LwM - no gradient in attention distillation loss

mmasana / FACIL

Framework for Analysis of Class-Incremental Learning with 12 state-of-the-art methods and 3 baselines.

https://arxiv.org/pdf/2010.15277.pdf

MIT License

512 stars 98 forks source link

LwM - no gradient in attention distillation loss #37

Open fszatkowski opened 1 year ago

fszatkowski commented 1 year ago

Hi, when experimenting with LwM in FACIL I noticed that the method behaves the same regardless of the choice of gamma parameter that controls attention distillation loss. Upon closer investigation, I noticed that during training attention maps returned by GradCAM have no grad, as you can check yourself with the debugger in this line: https://github.com/mmasana/FACIL/blob/e9d816c0c649db91bde1568300a8ba3045651ffd/src/approach/lwm.py#L126 When we later use attention maps to compute attention distillation loss this loss has no gradient and it's contribution to the gradient update is ignored. Therefore, LwM in FACIL basically does LwF with extra unused computation.
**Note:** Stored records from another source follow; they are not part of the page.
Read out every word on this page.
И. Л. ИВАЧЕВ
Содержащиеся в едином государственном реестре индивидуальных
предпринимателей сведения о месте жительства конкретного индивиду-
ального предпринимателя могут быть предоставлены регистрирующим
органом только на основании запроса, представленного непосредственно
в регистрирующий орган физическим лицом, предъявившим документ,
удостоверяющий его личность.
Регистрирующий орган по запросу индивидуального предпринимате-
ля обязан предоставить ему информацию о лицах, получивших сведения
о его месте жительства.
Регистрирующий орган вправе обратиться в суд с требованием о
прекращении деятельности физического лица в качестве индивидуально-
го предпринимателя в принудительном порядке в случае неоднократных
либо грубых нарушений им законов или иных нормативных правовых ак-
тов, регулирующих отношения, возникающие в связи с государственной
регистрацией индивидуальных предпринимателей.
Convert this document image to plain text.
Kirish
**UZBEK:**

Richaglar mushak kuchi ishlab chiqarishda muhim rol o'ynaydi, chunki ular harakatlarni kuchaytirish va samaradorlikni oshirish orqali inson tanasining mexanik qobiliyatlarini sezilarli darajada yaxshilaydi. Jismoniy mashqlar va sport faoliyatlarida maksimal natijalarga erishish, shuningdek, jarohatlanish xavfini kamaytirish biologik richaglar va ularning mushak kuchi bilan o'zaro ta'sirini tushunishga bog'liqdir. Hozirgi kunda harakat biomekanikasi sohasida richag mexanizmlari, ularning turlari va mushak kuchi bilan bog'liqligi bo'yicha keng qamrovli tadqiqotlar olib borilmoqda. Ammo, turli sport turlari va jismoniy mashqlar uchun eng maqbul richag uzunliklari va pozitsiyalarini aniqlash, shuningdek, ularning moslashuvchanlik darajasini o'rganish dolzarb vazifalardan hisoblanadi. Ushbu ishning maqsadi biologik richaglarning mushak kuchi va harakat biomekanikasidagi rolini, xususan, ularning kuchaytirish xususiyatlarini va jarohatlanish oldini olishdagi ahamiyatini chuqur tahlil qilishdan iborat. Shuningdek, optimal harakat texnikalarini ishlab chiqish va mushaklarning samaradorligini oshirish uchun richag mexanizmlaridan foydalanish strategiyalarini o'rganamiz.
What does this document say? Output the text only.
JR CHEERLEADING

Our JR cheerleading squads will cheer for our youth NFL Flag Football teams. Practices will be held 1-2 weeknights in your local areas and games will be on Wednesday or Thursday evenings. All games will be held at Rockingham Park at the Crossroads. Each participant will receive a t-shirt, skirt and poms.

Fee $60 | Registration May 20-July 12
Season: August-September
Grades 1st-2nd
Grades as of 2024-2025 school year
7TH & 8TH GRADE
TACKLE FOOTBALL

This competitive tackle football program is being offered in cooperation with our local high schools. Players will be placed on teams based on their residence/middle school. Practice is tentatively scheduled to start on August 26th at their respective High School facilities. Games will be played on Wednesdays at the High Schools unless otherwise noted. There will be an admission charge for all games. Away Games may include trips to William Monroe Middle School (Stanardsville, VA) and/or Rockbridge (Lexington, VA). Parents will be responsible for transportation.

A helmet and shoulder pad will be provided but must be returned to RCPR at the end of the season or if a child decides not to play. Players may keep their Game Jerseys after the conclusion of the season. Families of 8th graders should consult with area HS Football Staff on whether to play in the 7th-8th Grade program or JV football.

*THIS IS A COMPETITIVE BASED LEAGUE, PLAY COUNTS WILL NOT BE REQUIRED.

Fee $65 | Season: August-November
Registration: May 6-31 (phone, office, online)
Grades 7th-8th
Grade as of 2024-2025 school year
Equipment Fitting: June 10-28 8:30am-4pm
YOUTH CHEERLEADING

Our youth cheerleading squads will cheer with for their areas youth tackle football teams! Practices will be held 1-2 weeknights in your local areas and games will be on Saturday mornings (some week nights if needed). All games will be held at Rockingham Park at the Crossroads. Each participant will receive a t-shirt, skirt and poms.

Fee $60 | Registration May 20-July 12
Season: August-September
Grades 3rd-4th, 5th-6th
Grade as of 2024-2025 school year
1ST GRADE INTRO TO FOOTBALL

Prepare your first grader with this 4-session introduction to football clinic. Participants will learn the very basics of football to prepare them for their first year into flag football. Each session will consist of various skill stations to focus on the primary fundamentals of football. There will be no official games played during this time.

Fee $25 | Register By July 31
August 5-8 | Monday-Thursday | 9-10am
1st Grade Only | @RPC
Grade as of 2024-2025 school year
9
I think the issue is in class GradCAM in line 226, where the activations are detached, and later in line 255 which disables gradients when computing attention maps. I think this class should have the option to preserve gradients when computing attention maps and trigger this option for a forward pass of the current net. Then the attention maps for current net will have requires_grad=Trueand consequently attention loss of will contribute to weight updates.

mmasana commented 1 year ago

Hi @fszatkowski,

I remember discussing about this approach and the gradients/loss before, so maybe we missed something. A first change that has not been pushed yet into main is the one found in this commit. And we also had some discussion about it in this issue.

Could you check if any of those help/tackle the issue? My first guess is that maybe one does not want to propagate the gradients through the gradcam, but instead generate a loss with the attention maps that is backpropagated through the resnet model (the same weights as the CE-loss modifies). However, it's been a while, so if these links do not help, let me know and we'll see if we can dive into it again and fix it.

When checking the experiments, LwM is better than LwF by a significant margin. That seems to indicate some difference between both methods is indeed happening. But it could also be some other reason. Or maybe we introduced the error when cleaning the code for public release.

Let me know if that helped. I'm quite interested in solving this if it is indeed an issue!

fszatkowski commented 1 year ago

The commit you linked changes torch.norm to torch.nn.functional.normalize, but I don't think it helps with the main issue being no gradient in the attention loss. I think since the hooks in GradCAM detach both gradients and activations, the attention maps computed later on have no gradients and there is no way to backpropagate anything through the loss that is computed based on attention maps.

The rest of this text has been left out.